Installation Fall 2024︎
Artist Statement
In my practice, I explore the complex relationships between materials, the environment, and the self. I am deeply interested in the concept of entanglement, where human, material, and environmental forces intertwine in a dynamic, interdependent process. Rather than imposing my preconceptions on the materials, I allow them to guide the creative flow, embracing this entangled state. I often find recurring motifs—such as reflectiveness, expansiveness, and preciousness—emerging unconsciously through this approach. These qualities reveal themselves as the materials take on their own agency within my work.
Water is a central medium in my practice, serving both literally and metaphorically as a balancing force. It allows me to navigate the tension between control and unpredictability, particularly when working with materials like mould. This duality speaks to my interest in affect—how materials elicit emotional and sensory responses that influence the direction of my work. I attune myself to the subtle prompts of the materials, responding to their shifting qualities and learning from their inherent properties. This process becomes a dialogue, a constant negotiation between control and surrender.
The ideas behind my work were initially inspired by my 2023 zine Obsellvation, in which I explored my attraction to silver as an alter ego. Silver, with its reflective quality, embodies both a symbolic and literal understanding of survival. In my work, I examine how certain materials, particularly silver and water, trigger a primal human response. We are instinctively drawn to the reflective surface of water, which signals life-giving sustenance. Through this, I connect my exploration of materials with existential themes of survival and identity.
In this context, I also engage with existentialism, seeing materials as tools and agents that shape meaning and experience. I am interested in how the materials I work with—especially silver and water—can represent a kind of existential journey. My alter ego, who envelops herself in silver and water, becomes a metaphor for survival in a world where the boundaries between self and material dissolve.
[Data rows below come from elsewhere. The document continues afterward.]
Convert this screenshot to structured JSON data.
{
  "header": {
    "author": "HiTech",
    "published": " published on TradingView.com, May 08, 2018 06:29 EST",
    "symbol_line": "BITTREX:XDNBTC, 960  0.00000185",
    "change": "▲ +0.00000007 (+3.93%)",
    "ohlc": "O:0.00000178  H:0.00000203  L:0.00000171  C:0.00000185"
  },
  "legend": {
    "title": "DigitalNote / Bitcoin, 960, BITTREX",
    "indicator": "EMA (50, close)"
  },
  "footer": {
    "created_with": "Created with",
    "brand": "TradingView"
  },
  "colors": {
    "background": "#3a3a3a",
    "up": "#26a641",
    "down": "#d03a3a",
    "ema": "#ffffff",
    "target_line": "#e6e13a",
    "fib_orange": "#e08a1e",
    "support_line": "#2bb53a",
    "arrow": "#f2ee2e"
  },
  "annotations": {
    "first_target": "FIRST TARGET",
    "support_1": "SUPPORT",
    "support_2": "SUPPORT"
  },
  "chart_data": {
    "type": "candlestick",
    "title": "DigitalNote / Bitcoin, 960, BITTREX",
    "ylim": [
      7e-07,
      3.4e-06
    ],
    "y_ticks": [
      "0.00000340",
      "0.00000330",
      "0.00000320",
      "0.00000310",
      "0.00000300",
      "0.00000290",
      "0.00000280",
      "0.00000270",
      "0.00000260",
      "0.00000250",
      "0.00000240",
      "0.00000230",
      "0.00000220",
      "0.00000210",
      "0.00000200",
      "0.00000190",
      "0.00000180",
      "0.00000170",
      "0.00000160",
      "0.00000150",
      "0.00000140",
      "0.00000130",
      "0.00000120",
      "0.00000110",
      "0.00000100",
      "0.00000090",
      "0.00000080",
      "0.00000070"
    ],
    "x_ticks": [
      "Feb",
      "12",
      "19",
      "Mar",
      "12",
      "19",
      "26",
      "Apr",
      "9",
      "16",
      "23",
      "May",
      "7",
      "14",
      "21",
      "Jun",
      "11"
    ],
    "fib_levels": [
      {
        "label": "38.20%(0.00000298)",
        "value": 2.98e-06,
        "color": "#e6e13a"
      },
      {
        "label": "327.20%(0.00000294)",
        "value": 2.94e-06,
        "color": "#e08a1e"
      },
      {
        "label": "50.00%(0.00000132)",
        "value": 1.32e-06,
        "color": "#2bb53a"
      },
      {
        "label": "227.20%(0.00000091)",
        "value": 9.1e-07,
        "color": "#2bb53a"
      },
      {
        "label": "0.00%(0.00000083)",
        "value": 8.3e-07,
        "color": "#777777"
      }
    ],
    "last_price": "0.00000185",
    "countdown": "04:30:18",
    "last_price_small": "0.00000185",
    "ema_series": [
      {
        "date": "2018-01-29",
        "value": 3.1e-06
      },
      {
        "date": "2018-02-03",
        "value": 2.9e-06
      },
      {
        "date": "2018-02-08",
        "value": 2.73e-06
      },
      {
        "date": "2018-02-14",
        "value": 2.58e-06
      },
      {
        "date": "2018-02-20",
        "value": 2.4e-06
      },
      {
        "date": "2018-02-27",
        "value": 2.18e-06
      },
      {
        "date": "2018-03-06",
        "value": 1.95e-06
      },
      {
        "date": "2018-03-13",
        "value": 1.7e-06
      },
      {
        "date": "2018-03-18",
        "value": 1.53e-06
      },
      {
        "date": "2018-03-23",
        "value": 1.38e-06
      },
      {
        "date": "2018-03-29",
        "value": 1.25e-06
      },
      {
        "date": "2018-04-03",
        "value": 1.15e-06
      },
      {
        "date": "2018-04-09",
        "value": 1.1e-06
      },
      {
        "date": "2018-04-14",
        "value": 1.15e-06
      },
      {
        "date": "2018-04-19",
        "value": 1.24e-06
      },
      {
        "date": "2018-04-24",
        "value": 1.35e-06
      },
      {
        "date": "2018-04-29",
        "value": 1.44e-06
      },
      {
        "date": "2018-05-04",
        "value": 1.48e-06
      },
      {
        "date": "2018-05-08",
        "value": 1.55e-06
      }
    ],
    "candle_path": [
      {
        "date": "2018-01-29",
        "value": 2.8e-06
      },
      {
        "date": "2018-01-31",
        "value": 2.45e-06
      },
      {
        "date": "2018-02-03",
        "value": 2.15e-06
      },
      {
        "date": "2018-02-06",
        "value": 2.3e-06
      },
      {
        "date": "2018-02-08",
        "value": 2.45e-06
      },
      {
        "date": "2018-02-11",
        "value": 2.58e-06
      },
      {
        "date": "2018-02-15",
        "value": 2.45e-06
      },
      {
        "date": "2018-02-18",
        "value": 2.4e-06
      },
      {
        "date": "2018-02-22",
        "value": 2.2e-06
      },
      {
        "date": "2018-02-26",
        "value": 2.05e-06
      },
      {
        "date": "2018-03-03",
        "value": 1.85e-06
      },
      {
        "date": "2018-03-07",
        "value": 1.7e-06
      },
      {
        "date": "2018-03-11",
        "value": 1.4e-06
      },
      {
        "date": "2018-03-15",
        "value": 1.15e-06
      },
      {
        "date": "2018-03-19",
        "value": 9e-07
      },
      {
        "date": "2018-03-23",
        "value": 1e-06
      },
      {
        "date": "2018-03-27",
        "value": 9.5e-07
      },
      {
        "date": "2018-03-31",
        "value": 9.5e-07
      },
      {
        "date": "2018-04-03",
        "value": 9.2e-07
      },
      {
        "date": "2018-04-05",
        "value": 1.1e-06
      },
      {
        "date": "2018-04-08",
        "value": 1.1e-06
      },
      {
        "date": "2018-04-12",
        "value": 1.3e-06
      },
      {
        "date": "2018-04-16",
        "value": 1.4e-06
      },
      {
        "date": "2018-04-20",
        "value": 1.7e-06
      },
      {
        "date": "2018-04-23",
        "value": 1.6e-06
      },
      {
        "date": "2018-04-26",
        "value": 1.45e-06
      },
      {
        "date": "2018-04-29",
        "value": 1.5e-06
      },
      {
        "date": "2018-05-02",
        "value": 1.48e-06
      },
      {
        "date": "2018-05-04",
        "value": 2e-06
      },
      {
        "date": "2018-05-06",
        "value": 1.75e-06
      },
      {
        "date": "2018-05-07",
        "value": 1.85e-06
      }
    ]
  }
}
This blending of materials and concepts leads me to engage with flow theory. I am drawn to moments when the creation process becomes immersive—when I am fully absorbed in the work and the boundaries between the self, the materials, and the environment blur. In these moments, I experience a state of flow, where my actions perfectly align with the materials, and I am both fully present and attuned to the process unfolding in real-time.
This new body of work documents a performance by my alter ego, capturing the fluidity of my interaction with graphite, water, and my own body. The work becomes a trace of existence, imprinting the entangled relationship between affect, materiality, and the human condition. Each piece records this ongoing dialogue between the self and the world around me, revealing both the vulnerability and strength inherent in the act of creation.
This installation captures my ongoing research process with the archival capture of my studio's metamorphosis. I attempt to blend my existing experiments, documents, and writings into one singular space in a way that directly translates my approach to this field of interest. Mimicking an accumulation of such coded information and an active form of self-reflection, I challenge myself to explain my interaction through semantic language. With the interactions being ‘obsessive’ and acknowledging the existing alter-ego, I attempt to embrace it and yet contain it to provide a structure within the entangled chaos.
Observatory Diptych
Charcoal on tracing paper and cardboard, size ranging from 14-16 inches to 18-24inch, 2023
The final presentation for a commission
Before framing
Obselvation
ZINE
2023
An obsession with the concept of silver, centered on its visual aesthetic, where a figure is engulfed by silver and further haunted by silver, the fascination with radiance is an evolutionary by-product of our survival instincts: it calms the same part of our brain that makes us draw. to the water. His qualities are falsely intrusive; you need him to live and exist. With overload, you force yourself to feel the reality that can be created in both digital and material environments, conjuring an increase in your perception of the perspective you choose to be real.
Digitalization allows you to dive deeper and consume more glitter. The shameless embrace of twinkle, twinkle and sparkle sits next to the concept of "dopamine clothing" and is unapologetic and indulgent.